I, being young, never questioned it and believed it would go away. When I was a teenager and I would have a breakout, kids in school teased me. Many times I avoided going to school because I was embarrassed and ashamed. When I was about sixteen, I began dating and because I was not knowledgeable on STD's I was not using protection. I don’t know who I got it from because I believe I was sleeping with multiple partners.
One day I woke up with intense burning sensation and notice the blisters. I went to the doctor and he told me I had Herpes. I ignored it and although I knew it was contagious, I was on denial. When I was pregnant my daughter’s father, who had been one of the men I was sleeping when I contracted genital herpes, showed me the blisters.

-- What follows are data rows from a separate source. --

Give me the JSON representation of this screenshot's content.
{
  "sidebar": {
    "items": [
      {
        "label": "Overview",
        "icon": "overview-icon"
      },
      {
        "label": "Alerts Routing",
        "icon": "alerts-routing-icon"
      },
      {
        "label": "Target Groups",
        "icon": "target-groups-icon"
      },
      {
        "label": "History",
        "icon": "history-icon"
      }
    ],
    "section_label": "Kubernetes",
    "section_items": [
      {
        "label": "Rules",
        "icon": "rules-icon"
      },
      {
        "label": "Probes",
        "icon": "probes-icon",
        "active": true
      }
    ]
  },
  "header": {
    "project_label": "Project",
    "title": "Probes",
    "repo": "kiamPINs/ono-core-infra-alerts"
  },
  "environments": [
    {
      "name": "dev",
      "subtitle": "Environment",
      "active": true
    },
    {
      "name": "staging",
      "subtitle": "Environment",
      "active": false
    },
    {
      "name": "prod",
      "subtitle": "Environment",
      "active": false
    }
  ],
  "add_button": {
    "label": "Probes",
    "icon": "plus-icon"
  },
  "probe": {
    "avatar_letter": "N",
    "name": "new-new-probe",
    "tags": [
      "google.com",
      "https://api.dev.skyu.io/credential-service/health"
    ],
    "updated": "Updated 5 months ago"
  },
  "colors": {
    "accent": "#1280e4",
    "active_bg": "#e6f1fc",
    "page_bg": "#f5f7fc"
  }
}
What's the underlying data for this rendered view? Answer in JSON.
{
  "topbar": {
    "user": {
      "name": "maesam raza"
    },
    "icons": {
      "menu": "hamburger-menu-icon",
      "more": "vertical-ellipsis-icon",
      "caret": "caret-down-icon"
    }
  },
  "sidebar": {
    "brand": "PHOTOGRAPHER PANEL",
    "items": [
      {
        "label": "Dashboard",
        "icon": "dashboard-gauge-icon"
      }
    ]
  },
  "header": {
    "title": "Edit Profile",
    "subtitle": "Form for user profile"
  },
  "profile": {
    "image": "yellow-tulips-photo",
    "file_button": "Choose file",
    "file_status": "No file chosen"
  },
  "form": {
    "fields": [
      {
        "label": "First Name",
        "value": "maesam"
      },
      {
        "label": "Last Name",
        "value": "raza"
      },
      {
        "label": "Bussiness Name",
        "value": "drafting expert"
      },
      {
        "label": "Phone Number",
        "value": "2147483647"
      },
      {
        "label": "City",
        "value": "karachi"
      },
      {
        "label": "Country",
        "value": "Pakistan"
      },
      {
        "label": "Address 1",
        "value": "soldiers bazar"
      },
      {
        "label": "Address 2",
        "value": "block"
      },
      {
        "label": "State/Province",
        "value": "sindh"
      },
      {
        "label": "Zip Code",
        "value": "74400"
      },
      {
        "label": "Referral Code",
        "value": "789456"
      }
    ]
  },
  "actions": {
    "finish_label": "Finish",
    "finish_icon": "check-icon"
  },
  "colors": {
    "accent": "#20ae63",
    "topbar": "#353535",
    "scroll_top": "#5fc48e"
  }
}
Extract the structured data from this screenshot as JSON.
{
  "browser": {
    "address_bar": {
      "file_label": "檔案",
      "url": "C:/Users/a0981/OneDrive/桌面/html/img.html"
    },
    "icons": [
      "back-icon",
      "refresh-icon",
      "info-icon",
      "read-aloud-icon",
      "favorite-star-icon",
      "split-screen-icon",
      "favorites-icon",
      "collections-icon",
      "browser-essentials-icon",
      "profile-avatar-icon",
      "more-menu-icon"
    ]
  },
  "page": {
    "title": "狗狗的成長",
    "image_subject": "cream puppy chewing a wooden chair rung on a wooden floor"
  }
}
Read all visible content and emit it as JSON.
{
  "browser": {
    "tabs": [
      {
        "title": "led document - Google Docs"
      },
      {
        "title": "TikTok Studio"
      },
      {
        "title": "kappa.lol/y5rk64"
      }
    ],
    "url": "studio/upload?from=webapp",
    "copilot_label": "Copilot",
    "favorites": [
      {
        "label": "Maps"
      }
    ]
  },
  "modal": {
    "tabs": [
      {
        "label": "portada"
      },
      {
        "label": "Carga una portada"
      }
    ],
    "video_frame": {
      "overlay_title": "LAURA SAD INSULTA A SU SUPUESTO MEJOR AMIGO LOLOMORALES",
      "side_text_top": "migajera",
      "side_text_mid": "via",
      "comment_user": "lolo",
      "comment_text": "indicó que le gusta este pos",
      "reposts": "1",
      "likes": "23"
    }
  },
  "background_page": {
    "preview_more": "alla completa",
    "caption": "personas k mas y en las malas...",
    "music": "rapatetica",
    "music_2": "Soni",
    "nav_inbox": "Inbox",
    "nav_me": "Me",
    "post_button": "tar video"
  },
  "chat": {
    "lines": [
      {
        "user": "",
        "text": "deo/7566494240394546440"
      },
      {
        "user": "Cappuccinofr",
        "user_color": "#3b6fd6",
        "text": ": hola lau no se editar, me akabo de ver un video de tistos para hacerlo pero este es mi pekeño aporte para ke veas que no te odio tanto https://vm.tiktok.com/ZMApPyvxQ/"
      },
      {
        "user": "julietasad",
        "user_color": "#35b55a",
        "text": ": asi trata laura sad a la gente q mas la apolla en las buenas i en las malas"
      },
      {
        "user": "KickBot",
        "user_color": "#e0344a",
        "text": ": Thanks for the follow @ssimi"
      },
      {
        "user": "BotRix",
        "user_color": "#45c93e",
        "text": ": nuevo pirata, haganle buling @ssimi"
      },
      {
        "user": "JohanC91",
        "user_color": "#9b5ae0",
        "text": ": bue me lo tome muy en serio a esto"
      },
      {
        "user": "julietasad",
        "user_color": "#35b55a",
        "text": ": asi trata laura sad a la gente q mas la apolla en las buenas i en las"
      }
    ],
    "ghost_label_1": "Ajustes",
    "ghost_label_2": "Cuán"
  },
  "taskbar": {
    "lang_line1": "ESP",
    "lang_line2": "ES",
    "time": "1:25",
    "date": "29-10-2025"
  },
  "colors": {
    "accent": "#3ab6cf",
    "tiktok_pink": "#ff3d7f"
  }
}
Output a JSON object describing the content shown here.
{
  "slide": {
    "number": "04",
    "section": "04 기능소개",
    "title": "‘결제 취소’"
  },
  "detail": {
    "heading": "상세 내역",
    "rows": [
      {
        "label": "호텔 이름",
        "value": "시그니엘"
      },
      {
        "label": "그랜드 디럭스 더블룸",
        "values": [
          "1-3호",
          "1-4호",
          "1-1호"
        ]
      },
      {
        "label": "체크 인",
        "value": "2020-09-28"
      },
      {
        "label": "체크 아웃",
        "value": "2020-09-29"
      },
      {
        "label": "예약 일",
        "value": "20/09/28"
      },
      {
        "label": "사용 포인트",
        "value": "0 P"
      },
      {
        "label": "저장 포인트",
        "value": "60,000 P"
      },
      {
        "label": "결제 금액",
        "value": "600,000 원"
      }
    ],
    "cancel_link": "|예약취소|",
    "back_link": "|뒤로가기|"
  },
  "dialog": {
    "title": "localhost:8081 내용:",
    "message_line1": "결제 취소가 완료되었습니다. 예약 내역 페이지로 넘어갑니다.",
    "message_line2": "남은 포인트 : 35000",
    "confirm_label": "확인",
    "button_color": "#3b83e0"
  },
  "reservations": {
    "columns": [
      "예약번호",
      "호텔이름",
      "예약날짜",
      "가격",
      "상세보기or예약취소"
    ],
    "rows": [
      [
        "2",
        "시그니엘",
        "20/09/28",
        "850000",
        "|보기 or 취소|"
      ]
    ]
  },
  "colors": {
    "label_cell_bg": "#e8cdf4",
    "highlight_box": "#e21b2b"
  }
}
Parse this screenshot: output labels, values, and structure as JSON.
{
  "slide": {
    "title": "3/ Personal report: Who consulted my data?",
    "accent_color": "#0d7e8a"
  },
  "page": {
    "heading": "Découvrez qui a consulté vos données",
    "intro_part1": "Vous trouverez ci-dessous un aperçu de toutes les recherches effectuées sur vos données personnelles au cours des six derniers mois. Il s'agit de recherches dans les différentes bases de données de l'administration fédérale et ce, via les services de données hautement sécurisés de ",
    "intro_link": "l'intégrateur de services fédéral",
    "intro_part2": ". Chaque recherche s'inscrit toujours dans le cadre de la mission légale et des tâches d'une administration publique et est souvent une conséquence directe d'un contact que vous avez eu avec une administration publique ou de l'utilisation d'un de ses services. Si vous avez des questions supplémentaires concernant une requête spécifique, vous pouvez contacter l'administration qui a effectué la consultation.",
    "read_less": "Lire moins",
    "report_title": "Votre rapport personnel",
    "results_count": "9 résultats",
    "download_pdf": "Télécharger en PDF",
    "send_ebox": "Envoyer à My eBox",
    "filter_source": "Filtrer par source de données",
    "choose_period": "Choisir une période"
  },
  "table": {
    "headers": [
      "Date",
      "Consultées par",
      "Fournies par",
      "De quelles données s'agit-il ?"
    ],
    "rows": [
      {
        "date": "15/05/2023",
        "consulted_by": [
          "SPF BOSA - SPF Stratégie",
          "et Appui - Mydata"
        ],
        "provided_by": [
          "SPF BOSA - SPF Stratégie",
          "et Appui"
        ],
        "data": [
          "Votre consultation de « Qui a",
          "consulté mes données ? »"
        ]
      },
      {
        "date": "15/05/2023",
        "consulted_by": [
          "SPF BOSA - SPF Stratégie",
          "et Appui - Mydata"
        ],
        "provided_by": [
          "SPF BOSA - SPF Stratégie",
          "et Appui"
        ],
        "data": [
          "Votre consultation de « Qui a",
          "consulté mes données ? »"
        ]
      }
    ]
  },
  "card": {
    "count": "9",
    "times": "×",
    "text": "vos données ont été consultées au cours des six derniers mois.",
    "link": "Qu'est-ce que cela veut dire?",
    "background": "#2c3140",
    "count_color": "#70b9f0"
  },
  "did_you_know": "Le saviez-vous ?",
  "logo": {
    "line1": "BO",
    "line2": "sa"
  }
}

I knew what it was but I still did not confess. When I got pregnant on an OBGYN appointment, the doctor asked him to leave the room to explain that I had Herpes and the risk. I then told him what happened and he immediately flipped out. He blamed me for having it, but I always have doubted him because he was a player and for certain sleeping around without protection before. I only told this one guy I dated about it because, before we became intimate, he asked me if I had anything. I felt obligated to tell him. He stayed and called it baggage. Things did not work out with us and I went on dating.
Now I'm dating someone whom I really like but I have not told him. I want to but I'm so afraid he will be upset because we've been intimate. I don't have sex when I have an outbreak and I always use protection. Nonetheless I feel guilty because I wanted to say something but my fear held me back. I don’t know where to start but I want to be honest with him and anyone else after if it does not work out.